Plane, train or automobile: which is the better way from K-W to Toronto?

Three K-W friends decided to take three different modes of transportation to see who would get from Kitchener to Toronto the fastest, and which was the most effective way. The results may not be what you expect.

Analysis took into account direct, indirect costs and qualitative factors

Friends Taylor Jackson, Matt Scobel and Colin Calvert before setting out by train, plane and automobile on Wednesday, Dec. 13, 2017 (Submitted by: Colin Calvert)

At first, it seems like a classic algebra question: If a train, a plane and automobile leave Kitchener at 6:47 a.m. on a Wednesday morning, which will get to Toronto first? And which mode of transportation will arrive in time to make an important meeting downtown at 9:00 a.m ?

The question reflects a real-life experiment conducted by Colin Calvert, of Solve CFO, and friends Matt Scobel and Taylor Jackson last week. 

They wanted to know which mode of transportation was the least time and most cost efficient, for people travelling between Waterloo region and Toronto, and which made the most sense as a justifiable business expense.
Colin Calvert said he 'got lucky' on his commute between Kitchener and Toronto; the drive only took him an hour and 45 minutes. (Submitted by: Colin Calvert)

"So the three of us get together, at 6:47 a.m., we take off from the Kitchener GO station. I'm driving, Taylor's taking the train and Matt's on the plane — or taking off to get to the airport," Calvert told CBC Radio on Wednesday.

When FLYGTA launched its daily Toronto to Kitchener service back in October, the airline pitched the route as a way for commuters, especially the business community, to get out of the gridlock on Highway 401 and into Toronto in record time. 

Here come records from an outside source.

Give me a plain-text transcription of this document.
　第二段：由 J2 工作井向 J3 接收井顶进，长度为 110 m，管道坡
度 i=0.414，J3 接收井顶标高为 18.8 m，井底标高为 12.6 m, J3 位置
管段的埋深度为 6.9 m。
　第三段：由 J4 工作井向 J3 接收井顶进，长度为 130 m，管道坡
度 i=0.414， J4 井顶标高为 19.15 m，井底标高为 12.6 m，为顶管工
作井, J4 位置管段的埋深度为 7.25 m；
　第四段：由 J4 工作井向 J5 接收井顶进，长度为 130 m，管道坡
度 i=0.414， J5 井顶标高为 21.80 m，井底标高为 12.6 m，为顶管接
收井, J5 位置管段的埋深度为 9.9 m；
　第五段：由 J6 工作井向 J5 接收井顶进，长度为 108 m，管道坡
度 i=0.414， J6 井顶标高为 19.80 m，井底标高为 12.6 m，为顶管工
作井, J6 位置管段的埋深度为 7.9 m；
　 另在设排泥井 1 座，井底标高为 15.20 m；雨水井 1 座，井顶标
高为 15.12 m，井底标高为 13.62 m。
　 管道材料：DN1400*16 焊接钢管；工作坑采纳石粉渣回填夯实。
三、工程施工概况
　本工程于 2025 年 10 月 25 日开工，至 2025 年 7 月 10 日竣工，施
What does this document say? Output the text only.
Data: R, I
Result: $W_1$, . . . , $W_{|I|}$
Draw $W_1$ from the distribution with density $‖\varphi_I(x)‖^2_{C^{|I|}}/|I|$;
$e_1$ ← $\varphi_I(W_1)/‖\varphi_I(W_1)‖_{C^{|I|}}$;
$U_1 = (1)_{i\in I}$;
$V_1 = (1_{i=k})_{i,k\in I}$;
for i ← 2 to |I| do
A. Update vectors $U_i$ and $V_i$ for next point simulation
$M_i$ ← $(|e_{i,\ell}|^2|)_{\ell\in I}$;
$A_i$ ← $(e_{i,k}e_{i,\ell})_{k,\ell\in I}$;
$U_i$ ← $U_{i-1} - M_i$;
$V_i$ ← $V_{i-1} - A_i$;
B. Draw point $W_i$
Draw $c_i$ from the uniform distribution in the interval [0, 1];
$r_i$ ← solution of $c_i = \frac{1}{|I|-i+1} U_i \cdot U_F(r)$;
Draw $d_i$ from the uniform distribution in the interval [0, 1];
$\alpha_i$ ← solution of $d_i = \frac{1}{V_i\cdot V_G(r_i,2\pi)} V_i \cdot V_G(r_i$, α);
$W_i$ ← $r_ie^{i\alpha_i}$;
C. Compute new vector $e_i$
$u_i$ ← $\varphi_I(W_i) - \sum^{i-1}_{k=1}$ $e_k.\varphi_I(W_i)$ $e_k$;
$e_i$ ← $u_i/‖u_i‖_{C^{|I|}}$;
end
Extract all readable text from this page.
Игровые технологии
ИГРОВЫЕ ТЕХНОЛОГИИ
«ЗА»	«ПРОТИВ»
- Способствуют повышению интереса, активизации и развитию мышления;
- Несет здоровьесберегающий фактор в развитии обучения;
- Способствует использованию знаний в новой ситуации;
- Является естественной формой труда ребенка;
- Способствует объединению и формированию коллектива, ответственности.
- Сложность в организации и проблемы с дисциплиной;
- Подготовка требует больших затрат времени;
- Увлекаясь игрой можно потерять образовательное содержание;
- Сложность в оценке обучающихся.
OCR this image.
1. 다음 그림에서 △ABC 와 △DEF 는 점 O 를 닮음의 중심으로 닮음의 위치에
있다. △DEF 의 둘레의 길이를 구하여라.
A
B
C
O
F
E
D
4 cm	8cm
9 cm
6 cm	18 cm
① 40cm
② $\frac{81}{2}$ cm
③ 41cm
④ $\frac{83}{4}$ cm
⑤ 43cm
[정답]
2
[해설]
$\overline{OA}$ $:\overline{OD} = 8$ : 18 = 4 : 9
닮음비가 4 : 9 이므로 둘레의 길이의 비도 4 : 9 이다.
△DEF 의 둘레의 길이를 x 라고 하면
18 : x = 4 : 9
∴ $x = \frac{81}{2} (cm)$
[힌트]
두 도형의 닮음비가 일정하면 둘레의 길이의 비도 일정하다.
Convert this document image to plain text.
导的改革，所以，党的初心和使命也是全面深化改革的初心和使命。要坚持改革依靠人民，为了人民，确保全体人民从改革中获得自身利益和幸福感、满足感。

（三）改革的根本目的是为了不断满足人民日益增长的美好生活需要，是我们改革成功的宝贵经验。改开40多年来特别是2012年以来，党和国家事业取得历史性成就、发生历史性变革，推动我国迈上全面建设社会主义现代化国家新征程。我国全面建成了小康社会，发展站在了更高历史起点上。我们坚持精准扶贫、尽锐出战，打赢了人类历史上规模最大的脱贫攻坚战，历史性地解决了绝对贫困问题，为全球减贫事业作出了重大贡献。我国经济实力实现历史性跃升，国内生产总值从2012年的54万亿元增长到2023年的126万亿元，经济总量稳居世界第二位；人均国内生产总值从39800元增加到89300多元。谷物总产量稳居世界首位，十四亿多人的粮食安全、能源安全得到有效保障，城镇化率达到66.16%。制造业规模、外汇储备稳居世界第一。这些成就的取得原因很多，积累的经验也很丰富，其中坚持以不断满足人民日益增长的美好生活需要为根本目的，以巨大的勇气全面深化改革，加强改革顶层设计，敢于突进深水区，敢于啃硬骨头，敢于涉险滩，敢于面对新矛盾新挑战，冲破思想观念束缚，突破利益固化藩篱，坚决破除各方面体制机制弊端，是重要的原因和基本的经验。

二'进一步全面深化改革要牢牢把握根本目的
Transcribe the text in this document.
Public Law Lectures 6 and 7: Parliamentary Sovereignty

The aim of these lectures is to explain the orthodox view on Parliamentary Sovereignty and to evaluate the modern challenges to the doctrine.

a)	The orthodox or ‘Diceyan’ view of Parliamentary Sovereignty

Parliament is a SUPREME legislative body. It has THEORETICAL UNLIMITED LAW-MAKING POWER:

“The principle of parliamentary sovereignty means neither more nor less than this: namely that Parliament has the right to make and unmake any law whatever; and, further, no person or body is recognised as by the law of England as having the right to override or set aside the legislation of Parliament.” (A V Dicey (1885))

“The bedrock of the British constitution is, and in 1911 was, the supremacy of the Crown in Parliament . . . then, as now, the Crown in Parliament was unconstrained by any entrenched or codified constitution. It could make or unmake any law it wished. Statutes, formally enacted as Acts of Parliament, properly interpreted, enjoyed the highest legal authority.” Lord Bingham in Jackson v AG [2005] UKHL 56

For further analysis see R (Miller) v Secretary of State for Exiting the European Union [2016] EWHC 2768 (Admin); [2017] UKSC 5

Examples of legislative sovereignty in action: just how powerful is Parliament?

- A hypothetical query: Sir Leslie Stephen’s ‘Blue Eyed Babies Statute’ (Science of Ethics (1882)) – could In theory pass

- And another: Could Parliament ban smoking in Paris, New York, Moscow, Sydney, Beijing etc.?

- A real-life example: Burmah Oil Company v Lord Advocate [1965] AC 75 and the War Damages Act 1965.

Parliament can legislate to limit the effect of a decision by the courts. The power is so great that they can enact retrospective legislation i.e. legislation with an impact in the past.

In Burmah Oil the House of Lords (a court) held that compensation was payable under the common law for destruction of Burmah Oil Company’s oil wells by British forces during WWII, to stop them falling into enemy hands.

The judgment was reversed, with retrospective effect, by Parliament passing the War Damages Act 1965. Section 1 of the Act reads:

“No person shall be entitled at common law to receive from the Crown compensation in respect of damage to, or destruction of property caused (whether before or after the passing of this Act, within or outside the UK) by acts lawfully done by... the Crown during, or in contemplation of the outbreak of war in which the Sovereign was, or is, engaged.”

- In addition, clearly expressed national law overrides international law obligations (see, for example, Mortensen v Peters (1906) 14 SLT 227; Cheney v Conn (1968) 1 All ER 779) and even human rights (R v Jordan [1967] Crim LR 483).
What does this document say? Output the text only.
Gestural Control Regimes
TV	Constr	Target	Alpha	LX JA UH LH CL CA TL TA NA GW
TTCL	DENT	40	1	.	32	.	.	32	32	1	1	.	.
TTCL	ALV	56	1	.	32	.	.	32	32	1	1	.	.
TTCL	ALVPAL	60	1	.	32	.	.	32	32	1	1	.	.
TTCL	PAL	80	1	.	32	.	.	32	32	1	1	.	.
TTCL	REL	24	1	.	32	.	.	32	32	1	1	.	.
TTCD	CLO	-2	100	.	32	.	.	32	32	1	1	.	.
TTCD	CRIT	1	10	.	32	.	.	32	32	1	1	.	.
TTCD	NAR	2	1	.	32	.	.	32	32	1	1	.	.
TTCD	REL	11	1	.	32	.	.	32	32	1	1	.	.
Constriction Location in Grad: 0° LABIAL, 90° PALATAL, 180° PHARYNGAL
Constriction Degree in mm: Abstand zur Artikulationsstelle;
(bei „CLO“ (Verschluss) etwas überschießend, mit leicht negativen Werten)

That month was particularly hard on highway commuters, with the 401 highway closed four times in nine days due to collisions.

Race rules

The parameters were simple:

  • They would all depart at the same time (6:47 a.m., the scheduled departure time for the GO train), from the same location: the rail station in downtown Kitchener.
  • Scobel would take an Uber vehicle from the Kitchener GO station to the Waterloo Region airport, and a similar taxi at the other end after landing.
  • The car driver, Calvert, left the train station and headed by highway to Toronto. He had to park in a location in Toronto offering all-day parking.
  • The final destination — where Scobel had an important business meeting — was a 10 minute walk from Toronto's Union Station. 

The three took wagers from their friends, and the airplane overwhelmingly led the bets. 

"It's just getting busier and busier on the highways and we've, as a region, recognized a need for connecting our short-hop cities," FLYGTA's Chris Nowrouzi told CBC K-W when the airline launched. 

Flight, train delays

That morning, though, the plane wasn't as reliable as promised. The airplane Scobel was supposed to take off in was delayed. The GO train also got a slow start; as Calvert pulled away in his car, the train still hadn't left the station "so I got a little bit of a head start," he said.

In the end, it was Calvert by car who arrived first, at 8:36 a.m. Jackson arrived at 9:00 a.m. but Scobel "experienced the worst case scenario," wrote Calvert in his own analysis of the three trips. Scobel ended up missing his meeting; his flight didn't land at the Billy Bishop downtown airport until 10:07 a.m.

"I dominated the two of them," said Calvert with a laugh. "I showed up about half an hour before Taylor. And Matt had some unfortunate circumstances with his plane. It didn't actually start so they had to fly in a new plane to get him there."

Time is money

Though the car proved to be the fastest way to get between the two cities that day, it wasn't the most cost-efficient — especially when indirect costs such as en route productivity, were taken into account. 

"So for me, I can't get anything done [when driving]," said Calvert. "Taylor was able to be productive for about an hour and Matt, you might think that you can be productive taking the plane, but when plane is only 20 minutes in the air ... there's not really any time to sit down and get into any sort of rhythm."

That made Jackson, with a GO ticket costing $61.40, the winner as the most efficient use of time and money, said Calvert. 

"The train was also the cheapest from an indirect cost perspective, because you had the least amount of lost time," he said.

The three also took into consideration qualitative factors such as stress and mental exhaustion during the commute —  and Calvert admits he was "very lucky" the day of the race, making it to Toronto by car in 1 hour 45 minutes. 

"So I didn't have a lot of stress, but I think if I'm doing that a couple times a week, and I'm playing traffic game every time I'm doing that, the stress level can probably start to rack up," said Calvert. "Whereas Taylor, he was playing the ukelele on the train so he was pretty carefree."

Calvert said he knows the race wasn't a definitive test, and believes on another day the plane ride would have been far more competitive.

So the three plan on trying it again in the new year with a sequel to their plane, train and automobile Toronto commuter test.